Five Tax Season Secrets From a Tax Pro
Mar 11th 2011 12:00PM
Updated Mar 11th 2011 1:37AM
I do, however, have the benefit of experience working with a number of other taxpayers and watching what they've done right (and wrong). Over the years, I've figured out a few things. Here are a few of my secrets to help you through tax season:1. You Don't Have to Do it All
Here's my first big confession: I don't do my own taxes. In fact, I haven't done my own taxes in years. All through law school, I did my own taxes; with wages from my part-time jobs and merely claiming the standard deduction, it was a breeze. Flash ahead a number of years ... I'm married, I have small children and I run a business. Even if my taxes were simple (they're not), I don't have the time to struggle through another Schedule A. So I don't. I pay someone to do the tax returns for the business and for my family. It's one less thing on my plate this time of year. And despite my inner control freak, I consider it money well spent.
2. It's Okay to File for an Extension
Filing for an extension doesn't automatically trigger an audit, contrary to popular belief. It's much better to file a complete and accurate return on extension than to file a flawed and inaccurate return in April. Personally, this is my busiest time of year. In addition, I own a business, so like many of you, I won't have a complete financial picture until much closer to the wire -- my Schedule K-1 from my S corporation won't be in my hands until my business income tax return is complete. So, rather than rush around in a big panic, I file for an extension when I need to (which is more often than not as of late). It's quick and painless and gives me a little breathing room.
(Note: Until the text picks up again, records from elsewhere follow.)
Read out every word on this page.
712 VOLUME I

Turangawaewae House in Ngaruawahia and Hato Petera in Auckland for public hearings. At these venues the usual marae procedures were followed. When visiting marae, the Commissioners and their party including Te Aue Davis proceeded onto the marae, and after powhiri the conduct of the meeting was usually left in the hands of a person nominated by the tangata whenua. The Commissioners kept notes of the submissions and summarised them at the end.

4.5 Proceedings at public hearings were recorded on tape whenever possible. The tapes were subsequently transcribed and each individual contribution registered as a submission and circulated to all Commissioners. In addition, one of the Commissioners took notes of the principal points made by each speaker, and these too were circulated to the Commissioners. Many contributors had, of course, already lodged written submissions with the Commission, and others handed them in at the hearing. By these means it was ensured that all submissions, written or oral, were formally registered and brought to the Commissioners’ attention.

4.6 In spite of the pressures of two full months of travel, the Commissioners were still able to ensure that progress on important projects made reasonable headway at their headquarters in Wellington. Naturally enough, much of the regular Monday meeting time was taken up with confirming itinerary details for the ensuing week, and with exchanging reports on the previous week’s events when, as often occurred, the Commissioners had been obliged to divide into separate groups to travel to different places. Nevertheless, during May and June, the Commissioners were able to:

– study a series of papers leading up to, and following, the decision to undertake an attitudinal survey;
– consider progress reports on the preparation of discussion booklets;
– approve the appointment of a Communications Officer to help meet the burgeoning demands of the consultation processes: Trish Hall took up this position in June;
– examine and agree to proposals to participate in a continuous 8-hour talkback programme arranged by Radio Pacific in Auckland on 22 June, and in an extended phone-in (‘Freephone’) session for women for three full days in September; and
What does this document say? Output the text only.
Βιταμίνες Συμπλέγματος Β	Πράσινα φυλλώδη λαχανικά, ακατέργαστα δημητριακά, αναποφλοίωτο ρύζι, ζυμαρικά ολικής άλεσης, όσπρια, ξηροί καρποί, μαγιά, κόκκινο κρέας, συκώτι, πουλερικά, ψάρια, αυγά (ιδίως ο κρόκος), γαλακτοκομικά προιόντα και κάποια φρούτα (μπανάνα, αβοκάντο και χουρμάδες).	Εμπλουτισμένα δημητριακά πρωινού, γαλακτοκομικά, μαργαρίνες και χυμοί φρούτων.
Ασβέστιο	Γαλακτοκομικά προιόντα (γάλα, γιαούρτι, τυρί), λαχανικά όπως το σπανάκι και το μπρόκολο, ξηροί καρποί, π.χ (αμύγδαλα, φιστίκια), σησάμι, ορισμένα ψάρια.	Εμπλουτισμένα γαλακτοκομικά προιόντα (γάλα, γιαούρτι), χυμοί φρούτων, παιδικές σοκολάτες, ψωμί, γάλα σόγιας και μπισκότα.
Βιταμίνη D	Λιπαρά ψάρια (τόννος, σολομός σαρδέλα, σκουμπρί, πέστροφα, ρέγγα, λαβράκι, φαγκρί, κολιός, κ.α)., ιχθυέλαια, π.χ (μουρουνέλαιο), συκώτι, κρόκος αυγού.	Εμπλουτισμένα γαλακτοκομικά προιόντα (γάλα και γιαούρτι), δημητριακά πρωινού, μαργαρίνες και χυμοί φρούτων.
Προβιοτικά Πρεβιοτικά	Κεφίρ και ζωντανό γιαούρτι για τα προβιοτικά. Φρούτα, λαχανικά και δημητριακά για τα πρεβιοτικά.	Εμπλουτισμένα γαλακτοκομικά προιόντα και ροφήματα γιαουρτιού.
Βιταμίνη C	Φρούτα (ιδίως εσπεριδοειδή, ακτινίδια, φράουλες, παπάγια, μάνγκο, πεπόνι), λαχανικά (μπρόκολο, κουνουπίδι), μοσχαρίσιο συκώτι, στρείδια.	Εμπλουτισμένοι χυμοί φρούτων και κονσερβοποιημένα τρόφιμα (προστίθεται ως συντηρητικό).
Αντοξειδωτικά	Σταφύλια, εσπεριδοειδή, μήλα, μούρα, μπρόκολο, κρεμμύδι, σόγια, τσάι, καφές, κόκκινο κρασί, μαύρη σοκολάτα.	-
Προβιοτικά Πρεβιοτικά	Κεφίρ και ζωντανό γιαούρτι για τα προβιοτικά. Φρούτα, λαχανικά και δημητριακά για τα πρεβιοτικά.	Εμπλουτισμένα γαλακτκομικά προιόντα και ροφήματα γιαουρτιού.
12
3. There's No Such Thing as a Perfect System
Clients often ask me how to get -- and stay -- organized at tax time. My answer sometimes surprises them. I tell them to do what works for them, not what works for me and not what works for their neighbors.
Some taxpayers are perfectly happy entering their income and expenses into an accounting software package such as Quickbooks the second that their bank statements arrive at the house. Others, like my father-in-law, prefer to use a calculator, a pencil and those giant green spreadsheets (you know someone had to still be buying them). My dad uses a simple computer spreadsheet on his laptop while my mom organizes their receipts and checks as supporting documentation. I have clients who throw everything into a giant box and just hand it over to their accountant come tax time (quick word of advice: that can get very expensive if you rely on your accountant to sort it all out).
My system? I have a couple of bins and folders for receipts, check stubs and bank statements. I sort the mail and receipts as they come in and stash them for a rainy day; my husband organizes our accounts on his computer. The point is that different organizational systems work for different taxpayers. Don't feel like you have to make your lifestyle fit a certain system. In fact, do just the opposite -- find a system that fits your lifestyle. The key is to find what works for you and stick with it.
4. Know Enough to Be Dangerous
The federal income tax code is voluminous. Even if you could master the entire thing (and trust me, nobody can), there's more to your taxes than just federal income tax returns. You may still be subject to state and local tax income returns, too, not to mention sales and use taxes, self-employment taxes, payroll taxes and more. It's a lot to take in. Nobody expects you to know everything.
But you should know enough to be dangerous. You should have more than just a passing familiarity with your own tax return. What's your filing status? Are you an itemizer or do you claim the standard deduction? Is your income mostly wages from a form W-2 or are you an independent contractor with a form 1099? Are you subject to special filing requirements because of your residency, age or other factors? At the end of the day, even if you pay a professional to do your taxes, it's your signature on your federal income tax return and you sign under penalty of perjury. Make sure you know exactly what you're signing and why.
5. Understand that Mistakes Happen
Nobody is perfect. And if they claim that they are, they're lying. The Tax Code is complex. And each of us has a lot going on in our own lives. Mistakes are bound to happen. Even Treasury Secretary Timothy Geithner has made significant mistakes in filing and paying taxes, as has Glenn Beck, Health and Human Services Secretary Kathleen Sebelius and various Obama cabinet picks.
I've been very honest about the fact that my business was audited as a result of a filing mistake using a paid preparer(!). If you think about how many tax returns you'll file over the course of your lifetime, especially if you own or manage a business, statistically, you have to understand that you will, at some time, make a mistake. The critical piece isn't so much whether you make a mistake, but how you respond to it.
Don't run from your mistake. Suck it up and fix it. And if you can't figure out how to fix it, see tip #1 and ask for help. It's not the end of the world, and this, too, will pass.
At the end of the day, there's no one size fits all answer to all your tax questions. No two taxpayers are completely alike; variations abound from filing status to dependents to deductions. But the general principles of dealing with your taxes, like people, are the same. Don't make it any more complicated than that.